Sunday 14 October 2012

Review - Taken 2



On a professional scale, I know I wouldn’t make a very good film critic. Not because I lack the knowledge of the Kermodes or the know-how of Tarantinos, but because I almost always find some way to appreciate a movie. All it really takes is for some semblance of the will to please its audience and I can come away from most flicks pleased as punch. This year alone I’d have raved about Battleship’s hilarious self-aware humour amidst a dull blockbuster, or Lockout’s almost-parody of Bruce Willis films in a fantastically crap, straight-to-DVD-worthy flick. I’d have given Safe House fairly decent marks for the appearance of Ryan Reynolds alone.


Taken, the 2008 action-fest starring Liam Neeson was very much one of those cases, thanks to its unapologetic shallowness, its realisation of Neeson as a hardcore action star and its glorious violence. Never has such a simple-minded thriller made itself out to be something so much more, and the ignorance it had in thinking that gave you a smile all the way through. Its sequel, Taken 2, is not the kind of film where I can be so forgiving.

The plot for any entry in the Taken franchise (as I’m going to assume the inevitable third and fourth with a team up with Justin Long won’t deviate) is that Bryan Mills (Neeson) goes to a foreign country where either A. Bryan himself B. his wife (Famke Jessen) C. his daughter (Maggie Grace) or D. all of the above get snatched up by baddies. In this case it’s option D, as the relatives of the baddies from the original come looking for revenge after Bryan slaughters them for trying to sell his daughter to the sex trade.

The shallow plot is not the problem – as far as I’m concerned the film doesn’t even need to waste its time getting to the point where Neeson gets punchy. The problem is the punchy. It’s just not… punchy (see first sentence of review).

Taken 2 is a cold, calculated action film, and not just in terms of its bland content, but in its budget and economics. The BBFC has (somewhat generously) awarded it a 12A certificate to get the kids in on the money train, meaning much of the violence is edited down or simply cut away. Meanwhile the action that takes up three quarters of the movie is some of the least ambitious you’ll ever see. Most of it involves Leeson walking with no real urgency down a corridor, and shooting an imbecile before they shoot him, rinse and repeat. Doing so, he manages to look so bored you’d think saving his wife and kid were a Sunday afternoon chore. Any hand-to-hand action is made ugly and confusing by terrible camera work, and the only villain in the entire film that can last more than five seconds against the might of Qui-Gon-Jinn is a chubby, tiny, tracksuit-wearing henchman.

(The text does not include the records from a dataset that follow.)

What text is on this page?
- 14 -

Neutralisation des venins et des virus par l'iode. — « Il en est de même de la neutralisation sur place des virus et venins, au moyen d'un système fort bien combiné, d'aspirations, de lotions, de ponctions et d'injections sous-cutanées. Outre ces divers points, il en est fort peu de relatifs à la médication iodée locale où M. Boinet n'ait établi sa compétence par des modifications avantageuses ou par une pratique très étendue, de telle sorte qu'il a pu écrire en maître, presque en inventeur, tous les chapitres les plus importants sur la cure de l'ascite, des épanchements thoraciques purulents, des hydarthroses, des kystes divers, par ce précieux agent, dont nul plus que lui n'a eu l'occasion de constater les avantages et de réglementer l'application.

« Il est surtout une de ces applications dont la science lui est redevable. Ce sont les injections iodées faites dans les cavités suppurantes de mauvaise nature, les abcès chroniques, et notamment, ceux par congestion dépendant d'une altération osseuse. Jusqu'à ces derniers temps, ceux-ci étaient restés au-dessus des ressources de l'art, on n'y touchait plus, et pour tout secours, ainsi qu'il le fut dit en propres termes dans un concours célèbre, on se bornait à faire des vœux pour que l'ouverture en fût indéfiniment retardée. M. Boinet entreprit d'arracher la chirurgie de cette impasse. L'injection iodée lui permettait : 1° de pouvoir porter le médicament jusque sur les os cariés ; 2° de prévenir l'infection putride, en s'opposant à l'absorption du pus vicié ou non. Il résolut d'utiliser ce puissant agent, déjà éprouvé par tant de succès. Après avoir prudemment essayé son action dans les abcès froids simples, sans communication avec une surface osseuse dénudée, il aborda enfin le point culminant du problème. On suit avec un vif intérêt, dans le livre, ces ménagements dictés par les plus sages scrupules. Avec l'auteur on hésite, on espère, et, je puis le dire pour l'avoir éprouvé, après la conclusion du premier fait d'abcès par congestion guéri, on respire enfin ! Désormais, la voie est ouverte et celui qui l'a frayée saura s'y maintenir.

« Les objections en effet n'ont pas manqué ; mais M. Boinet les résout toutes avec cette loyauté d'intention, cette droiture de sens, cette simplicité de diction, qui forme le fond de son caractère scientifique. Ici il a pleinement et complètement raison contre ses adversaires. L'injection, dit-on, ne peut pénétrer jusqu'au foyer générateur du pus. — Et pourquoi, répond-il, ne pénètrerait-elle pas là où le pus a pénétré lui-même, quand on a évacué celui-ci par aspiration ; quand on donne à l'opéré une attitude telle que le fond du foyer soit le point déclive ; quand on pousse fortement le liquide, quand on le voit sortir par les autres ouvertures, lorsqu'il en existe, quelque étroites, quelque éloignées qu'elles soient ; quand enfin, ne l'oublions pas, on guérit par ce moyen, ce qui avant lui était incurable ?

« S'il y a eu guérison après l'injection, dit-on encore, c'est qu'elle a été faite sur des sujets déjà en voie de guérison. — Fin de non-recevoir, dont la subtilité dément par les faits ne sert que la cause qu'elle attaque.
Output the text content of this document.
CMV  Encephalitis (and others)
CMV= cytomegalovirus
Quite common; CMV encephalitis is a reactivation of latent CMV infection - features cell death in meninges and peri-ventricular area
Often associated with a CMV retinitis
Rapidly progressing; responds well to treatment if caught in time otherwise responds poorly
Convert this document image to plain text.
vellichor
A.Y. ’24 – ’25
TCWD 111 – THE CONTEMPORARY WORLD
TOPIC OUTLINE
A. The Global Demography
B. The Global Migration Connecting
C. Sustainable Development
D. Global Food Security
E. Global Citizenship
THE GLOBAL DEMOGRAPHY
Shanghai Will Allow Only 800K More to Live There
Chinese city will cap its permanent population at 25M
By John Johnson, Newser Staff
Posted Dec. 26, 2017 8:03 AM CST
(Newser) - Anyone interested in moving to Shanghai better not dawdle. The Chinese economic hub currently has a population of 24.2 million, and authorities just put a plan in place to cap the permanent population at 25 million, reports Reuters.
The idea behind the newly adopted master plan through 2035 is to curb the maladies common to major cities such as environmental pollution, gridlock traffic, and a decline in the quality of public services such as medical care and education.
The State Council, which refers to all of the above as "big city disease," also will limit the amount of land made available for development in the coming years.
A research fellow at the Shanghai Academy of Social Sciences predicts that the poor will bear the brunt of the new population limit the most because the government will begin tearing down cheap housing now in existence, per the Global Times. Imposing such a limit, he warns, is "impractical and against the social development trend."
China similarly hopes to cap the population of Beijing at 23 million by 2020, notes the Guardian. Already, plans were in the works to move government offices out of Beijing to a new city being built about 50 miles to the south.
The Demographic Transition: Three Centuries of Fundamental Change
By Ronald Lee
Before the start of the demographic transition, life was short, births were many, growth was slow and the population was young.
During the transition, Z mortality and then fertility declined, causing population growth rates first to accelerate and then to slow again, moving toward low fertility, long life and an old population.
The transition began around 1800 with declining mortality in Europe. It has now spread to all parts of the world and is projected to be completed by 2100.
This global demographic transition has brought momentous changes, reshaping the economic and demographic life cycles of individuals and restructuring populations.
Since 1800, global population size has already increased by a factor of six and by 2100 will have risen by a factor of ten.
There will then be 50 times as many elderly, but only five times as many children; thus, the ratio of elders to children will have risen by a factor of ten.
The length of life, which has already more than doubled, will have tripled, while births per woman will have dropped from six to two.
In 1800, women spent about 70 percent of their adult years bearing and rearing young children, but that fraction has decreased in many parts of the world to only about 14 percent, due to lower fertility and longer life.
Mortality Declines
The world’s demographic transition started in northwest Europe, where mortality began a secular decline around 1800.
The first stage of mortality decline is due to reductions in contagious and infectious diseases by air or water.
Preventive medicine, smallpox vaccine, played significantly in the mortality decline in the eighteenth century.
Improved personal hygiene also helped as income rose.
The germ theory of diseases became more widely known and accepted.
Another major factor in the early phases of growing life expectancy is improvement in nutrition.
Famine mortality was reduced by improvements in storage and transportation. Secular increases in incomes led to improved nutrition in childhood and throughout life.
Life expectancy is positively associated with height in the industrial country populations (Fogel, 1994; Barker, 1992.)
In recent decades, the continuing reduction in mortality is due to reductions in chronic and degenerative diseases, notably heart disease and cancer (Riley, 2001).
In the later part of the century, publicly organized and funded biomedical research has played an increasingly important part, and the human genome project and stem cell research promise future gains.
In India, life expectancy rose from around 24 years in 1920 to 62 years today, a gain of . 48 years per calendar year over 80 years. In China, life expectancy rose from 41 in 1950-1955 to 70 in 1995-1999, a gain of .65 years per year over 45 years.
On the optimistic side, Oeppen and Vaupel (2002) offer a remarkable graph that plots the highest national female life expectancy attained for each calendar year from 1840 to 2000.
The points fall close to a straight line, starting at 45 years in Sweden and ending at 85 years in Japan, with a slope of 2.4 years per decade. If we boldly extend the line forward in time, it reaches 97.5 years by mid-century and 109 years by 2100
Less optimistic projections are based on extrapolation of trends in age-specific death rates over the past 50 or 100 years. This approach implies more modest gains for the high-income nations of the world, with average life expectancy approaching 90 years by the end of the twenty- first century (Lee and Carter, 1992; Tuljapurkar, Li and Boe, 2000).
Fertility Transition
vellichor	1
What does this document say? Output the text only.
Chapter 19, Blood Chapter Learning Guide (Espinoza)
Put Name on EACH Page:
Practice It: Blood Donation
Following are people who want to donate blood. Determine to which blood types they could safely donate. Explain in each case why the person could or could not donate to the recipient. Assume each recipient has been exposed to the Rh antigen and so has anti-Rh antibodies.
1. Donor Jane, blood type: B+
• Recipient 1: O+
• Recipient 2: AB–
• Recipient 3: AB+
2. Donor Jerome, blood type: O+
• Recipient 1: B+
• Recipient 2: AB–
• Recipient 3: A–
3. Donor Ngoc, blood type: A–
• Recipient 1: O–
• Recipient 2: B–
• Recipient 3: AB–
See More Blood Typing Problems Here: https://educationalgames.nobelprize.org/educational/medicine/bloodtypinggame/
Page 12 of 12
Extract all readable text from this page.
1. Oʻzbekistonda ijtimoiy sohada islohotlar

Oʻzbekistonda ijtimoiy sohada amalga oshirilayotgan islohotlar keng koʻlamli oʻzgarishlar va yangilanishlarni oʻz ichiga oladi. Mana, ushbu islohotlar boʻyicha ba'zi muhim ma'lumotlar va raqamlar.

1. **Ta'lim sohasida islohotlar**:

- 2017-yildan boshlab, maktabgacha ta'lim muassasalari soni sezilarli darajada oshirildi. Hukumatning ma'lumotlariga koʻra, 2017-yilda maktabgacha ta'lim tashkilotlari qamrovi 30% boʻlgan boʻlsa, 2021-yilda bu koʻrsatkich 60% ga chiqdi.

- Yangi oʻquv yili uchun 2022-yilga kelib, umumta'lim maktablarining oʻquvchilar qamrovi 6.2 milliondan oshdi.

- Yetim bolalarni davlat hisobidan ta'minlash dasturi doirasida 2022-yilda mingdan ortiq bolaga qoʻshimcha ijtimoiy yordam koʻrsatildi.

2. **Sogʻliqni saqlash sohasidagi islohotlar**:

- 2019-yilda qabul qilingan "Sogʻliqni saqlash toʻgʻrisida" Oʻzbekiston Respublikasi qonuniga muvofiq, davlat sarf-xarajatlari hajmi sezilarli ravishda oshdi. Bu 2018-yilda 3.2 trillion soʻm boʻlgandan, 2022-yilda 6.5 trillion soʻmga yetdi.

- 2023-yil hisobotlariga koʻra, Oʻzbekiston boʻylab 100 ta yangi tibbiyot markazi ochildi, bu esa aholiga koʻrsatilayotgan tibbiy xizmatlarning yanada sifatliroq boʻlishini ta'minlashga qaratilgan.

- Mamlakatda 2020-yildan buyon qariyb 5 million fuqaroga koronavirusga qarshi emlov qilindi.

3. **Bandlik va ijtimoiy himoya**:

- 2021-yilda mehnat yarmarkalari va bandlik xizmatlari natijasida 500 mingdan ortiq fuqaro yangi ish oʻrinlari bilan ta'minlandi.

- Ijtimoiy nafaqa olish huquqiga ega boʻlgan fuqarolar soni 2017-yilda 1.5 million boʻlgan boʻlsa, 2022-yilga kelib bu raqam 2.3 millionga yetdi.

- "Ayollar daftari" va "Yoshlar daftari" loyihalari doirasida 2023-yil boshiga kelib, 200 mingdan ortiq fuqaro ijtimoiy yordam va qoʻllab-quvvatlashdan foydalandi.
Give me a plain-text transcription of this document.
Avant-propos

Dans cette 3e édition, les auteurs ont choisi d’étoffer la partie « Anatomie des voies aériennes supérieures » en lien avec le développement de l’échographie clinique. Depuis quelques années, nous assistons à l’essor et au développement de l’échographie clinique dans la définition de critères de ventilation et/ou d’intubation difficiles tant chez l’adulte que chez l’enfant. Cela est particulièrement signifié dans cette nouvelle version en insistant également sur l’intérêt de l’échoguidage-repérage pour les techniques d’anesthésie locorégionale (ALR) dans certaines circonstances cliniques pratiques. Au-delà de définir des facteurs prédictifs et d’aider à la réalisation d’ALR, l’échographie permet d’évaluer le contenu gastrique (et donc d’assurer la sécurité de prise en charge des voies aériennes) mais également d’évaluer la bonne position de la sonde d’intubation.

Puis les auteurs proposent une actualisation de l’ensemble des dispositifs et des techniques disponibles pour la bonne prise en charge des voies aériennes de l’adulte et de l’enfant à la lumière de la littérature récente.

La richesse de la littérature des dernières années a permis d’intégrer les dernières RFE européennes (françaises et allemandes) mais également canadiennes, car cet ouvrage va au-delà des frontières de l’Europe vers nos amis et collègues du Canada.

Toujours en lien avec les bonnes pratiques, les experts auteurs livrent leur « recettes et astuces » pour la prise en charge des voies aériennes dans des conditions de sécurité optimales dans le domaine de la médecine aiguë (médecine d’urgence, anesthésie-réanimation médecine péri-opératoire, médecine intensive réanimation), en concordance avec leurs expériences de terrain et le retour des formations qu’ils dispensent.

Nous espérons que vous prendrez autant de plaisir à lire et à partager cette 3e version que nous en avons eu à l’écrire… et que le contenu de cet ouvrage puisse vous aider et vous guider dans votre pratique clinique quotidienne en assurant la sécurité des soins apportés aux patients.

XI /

It’s still got that same smiling idiocy of the original (the kind where a sexually-abused, sex-trafficked girl gets over it by having singing lessons from a pop star after Daddy’s murdered everyone), but it ends up working against the movie amidst the dreary dullness of the ‘action’. Taken was dumb fun, Taken 2 only manages to be really, excruciatingly dumb. It feels like this was a script originally called ‘Ready Salted – The Film’ and switched out the name with Taken 2 to make the $$$.

And that’s all that Taken 2 is – the most unapologetic cash-in 2012 has seen, bearing none of the charm or cheap thrills that made the first tick. It’s as bland as it is boring. And, even for me, that really is unforgiveable.  

1 comment:

  1. It’s exactly the same type of stuff the second go around, except with more of it. More action, more running, more shooting, and most of all, more Liam Neeson kicking ass. That’s all I really needed. Nice review Jamie.